Facts of the Case
The appellant, JKR Partnership Firm, challenged the
order dated 31.07.2025 passed by the Additional District Judge
(Commercial Court), Jammu, whereby the trial court allowed the respondent’s
application under Order VII Rule 11 CPC and rejected the appellant’s
plaint for failure to comply with the mandatory requirement of pre-institution
mediation under Section 12-A of the Commercial Courts Act, 2015.
The dispute arose from a Franchise Agreement
dated 25.07.2020 between the appellant and the respondent. Under the
agreement, the appellant was appointed as a non-exclusive franchisee for
operating a single outlet at Detailing Devils, Jammu, Malik Market, Bye Pass
Road, opposite Jamia Masjid.
The initial franchise term was three years. The
agreement contained a renewal option for an additional two years, subject to
payment of a non-refundable renewal fee of ₹50,000 and service of prior
notice within the contractually prescribed period.
The judgment records that, based on the date of the
Franchise Agreement, the agreement was to expire on 24.07.2023. Thereafter,
the respondent issued a legal notice dated 29.08.2023, terminating the
Franchise Agreement and requiring the appellant to desist from representing
itself as the respondent’s franchisee.
The appellant replied on 12.09.2023,
asserting entitlement to ₹50 lakh on account of its investment and also
seeking renewal of the Franchise Agreement for another two years.
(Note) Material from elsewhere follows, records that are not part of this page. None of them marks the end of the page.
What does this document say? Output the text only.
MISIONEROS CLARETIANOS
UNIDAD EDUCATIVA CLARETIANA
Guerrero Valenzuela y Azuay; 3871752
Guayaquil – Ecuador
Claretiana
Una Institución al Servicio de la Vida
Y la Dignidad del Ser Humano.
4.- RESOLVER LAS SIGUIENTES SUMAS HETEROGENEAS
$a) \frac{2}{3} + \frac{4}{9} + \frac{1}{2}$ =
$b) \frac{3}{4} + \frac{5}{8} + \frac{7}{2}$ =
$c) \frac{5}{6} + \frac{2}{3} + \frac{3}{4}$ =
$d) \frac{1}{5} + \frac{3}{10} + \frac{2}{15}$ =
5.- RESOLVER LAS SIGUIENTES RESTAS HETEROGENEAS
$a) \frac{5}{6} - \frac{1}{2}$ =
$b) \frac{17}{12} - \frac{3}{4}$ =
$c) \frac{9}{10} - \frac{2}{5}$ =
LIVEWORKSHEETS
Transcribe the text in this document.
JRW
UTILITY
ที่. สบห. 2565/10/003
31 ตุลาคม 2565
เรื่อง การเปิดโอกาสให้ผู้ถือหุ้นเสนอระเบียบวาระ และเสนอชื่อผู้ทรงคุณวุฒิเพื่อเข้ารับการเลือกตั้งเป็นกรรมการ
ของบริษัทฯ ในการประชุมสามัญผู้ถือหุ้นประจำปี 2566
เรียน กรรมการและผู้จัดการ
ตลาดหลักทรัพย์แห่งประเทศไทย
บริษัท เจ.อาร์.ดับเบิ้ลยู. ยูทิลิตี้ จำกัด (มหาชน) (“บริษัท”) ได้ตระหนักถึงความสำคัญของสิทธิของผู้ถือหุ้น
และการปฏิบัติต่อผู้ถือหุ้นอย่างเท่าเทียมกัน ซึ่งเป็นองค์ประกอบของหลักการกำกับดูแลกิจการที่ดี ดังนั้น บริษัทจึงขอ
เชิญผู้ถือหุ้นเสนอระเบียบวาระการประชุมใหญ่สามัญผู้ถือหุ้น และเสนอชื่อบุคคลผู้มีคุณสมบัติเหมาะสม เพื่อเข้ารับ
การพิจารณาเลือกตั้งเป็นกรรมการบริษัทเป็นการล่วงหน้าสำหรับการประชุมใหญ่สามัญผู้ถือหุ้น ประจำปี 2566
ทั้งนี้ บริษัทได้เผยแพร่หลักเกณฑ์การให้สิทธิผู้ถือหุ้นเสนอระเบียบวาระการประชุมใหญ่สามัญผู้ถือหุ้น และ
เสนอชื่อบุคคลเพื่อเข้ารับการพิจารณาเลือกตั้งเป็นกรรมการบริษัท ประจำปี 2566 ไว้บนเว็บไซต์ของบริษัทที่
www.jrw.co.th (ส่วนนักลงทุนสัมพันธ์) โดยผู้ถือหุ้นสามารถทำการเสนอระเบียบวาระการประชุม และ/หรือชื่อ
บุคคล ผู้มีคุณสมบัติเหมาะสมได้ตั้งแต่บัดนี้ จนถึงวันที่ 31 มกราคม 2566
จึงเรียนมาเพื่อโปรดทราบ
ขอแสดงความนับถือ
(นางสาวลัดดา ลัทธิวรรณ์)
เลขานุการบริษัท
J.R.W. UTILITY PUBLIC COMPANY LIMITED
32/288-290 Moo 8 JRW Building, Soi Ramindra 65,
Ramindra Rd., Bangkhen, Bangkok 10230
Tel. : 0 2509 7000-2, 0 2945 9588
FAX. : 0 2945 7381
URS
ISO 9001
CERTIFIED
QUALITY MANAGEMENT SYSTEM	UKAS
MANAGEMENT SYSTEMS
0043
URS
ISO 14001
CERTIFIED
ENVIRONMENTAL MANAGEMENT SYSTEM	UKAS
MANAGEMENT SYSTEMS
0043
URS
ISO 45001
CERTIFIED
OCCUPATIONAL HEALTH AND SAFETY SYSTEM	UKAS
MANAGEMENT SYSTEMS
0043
The appellant then instituted a civil suit on 28.10.2023,
claiming:
- recovery of ₹50,00,000 as compensation;
- declaration that the termination notice dated 29.08.2023 was
illegal, null, void and inoperative;
- mandatory injunction directing the respondent to permit continued
operation under the Franchise Agreement; and
- permanent prohibitory injunction restraining the respondent from
allotting the franchise to another person in Jammu Province.
The suit was accompanied by an application for
temporary injunction seeking stay of the termination notice, restraint against
allotment of the franchise to another person, and interim continuation of
business under the Franchise Agreement.
The respondent filed an application under Order
VII Rule 11 CPC, relying, inter alia, on the Supreme Court judgment in M/s
Patil Automation Pvt. Ltd. & Ors. vs Rakheja Engineers Pvt. Ltd., (2022) 10
SCC 1, and contended that the commercial suit was liable to be rejected for
failure to undertake mandatory pre-institution mediation.
The trial court accepted the respondent’s objection
and rejected the plaint. The appellant therefore preferred the present Regular
First Appeal.
Issues
Involved
The principal issues before the High Court were:
- Whether pre-institution mediation under Section 12-A of the
Commercial Courts Act, 2015 is mandatory for a commercial suit that
does not genuinely contemplate urgent interim relief.
- Whether merely filing an application for temporary injunction
automatically exempts a plaintiff from compliance with Section 12-A.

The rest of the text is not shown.